Along the way Victor have begun to share bits and pieces of the island history and its plants and animals with us. He uses words like isolation and adaptation and interrelationship, and out here they seem to have a very real and direct meaning. He tells us, for instance, about how the kelp, the otter and sea urchins interact. He first talks about food webs and how the kelp provides food for the sea urchin and in turn the urchin for the otter, describing in vivid words what happens when any one of them are disturbed. Some of the kids do not listen but most do, fascinated by the urchin and how it "walks" on its spiny legs across the palm of his hand.

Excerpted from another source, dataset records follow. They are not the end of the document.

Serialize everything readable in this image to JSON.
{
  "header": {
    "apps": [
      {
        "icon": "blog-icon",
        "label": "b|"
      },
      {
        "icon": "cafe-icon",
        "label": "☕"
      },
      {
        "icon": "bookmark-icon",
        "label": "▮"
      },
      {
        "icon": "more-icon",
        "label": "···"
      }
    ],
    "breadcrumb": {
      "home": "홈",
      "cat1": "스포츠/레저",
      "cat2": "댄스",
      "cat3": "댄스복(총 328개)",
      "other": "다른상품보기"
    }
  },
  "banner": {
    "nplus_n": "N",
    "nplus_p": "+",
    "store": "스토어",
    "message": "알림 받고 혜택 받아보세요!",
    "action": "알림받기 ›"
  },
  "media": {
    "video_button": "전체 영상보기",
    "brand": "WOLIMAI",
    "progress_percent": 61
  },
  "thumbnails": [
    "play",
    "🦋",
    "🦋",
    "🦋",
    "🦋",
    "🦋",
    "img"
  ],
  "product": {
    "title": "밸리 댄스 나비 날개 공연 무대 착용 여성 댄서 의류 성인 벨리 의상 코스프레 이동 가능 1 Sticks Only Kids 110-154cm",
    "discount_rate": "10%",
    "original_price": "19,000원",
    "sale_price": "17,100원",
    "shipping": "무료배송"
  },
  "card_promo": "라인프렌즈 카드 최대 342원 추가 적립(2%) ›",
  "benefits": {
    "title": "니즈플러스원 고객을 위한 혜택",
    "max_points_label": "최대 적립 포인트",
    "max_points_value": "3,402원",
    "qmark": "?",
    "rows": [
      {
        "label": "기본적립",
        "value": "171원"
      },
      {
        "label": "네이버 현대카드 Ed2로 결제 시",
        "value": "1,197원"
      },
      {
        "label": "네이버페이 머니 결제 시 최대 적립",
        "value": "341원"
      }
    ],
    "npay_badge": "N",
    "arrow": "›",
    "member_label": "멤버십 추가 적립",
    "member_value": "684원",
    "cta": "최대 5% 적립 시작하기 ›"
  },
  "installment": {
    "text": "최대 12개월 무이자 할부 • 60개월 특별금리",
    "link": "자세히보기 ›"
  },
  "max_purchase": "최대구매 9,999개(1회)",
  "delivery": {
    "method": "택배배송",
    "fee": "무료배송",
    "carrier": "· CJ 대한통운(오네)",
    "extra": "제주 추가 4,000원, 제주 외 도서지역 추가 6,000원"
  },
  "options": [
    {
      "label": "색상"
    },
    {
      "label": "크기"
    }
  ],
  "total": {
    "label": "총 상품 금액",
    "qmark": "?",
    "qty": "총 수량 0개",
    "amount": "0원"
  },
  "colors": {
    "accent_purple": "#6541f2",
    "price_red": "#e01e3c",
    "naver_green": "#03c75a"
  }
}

I am beginning to learn, too, about the difference between the native and non-native plants, which are here today. Forget the ice plant; the same for the wild oats, which cover the island: neither was here when the Chumash inhabited these islands. My dreamy image of what a Chumash might have seen begins to change too, as I try to imagine what it would have looked like here five hundred years ago, before the arrival of Cabrillo and a time when many of the Indians inhabited the Channel Islands. Things are not always as they appear. I wonder what these kids might be thinking now, and what of those Chumash who sat here many centuries ago?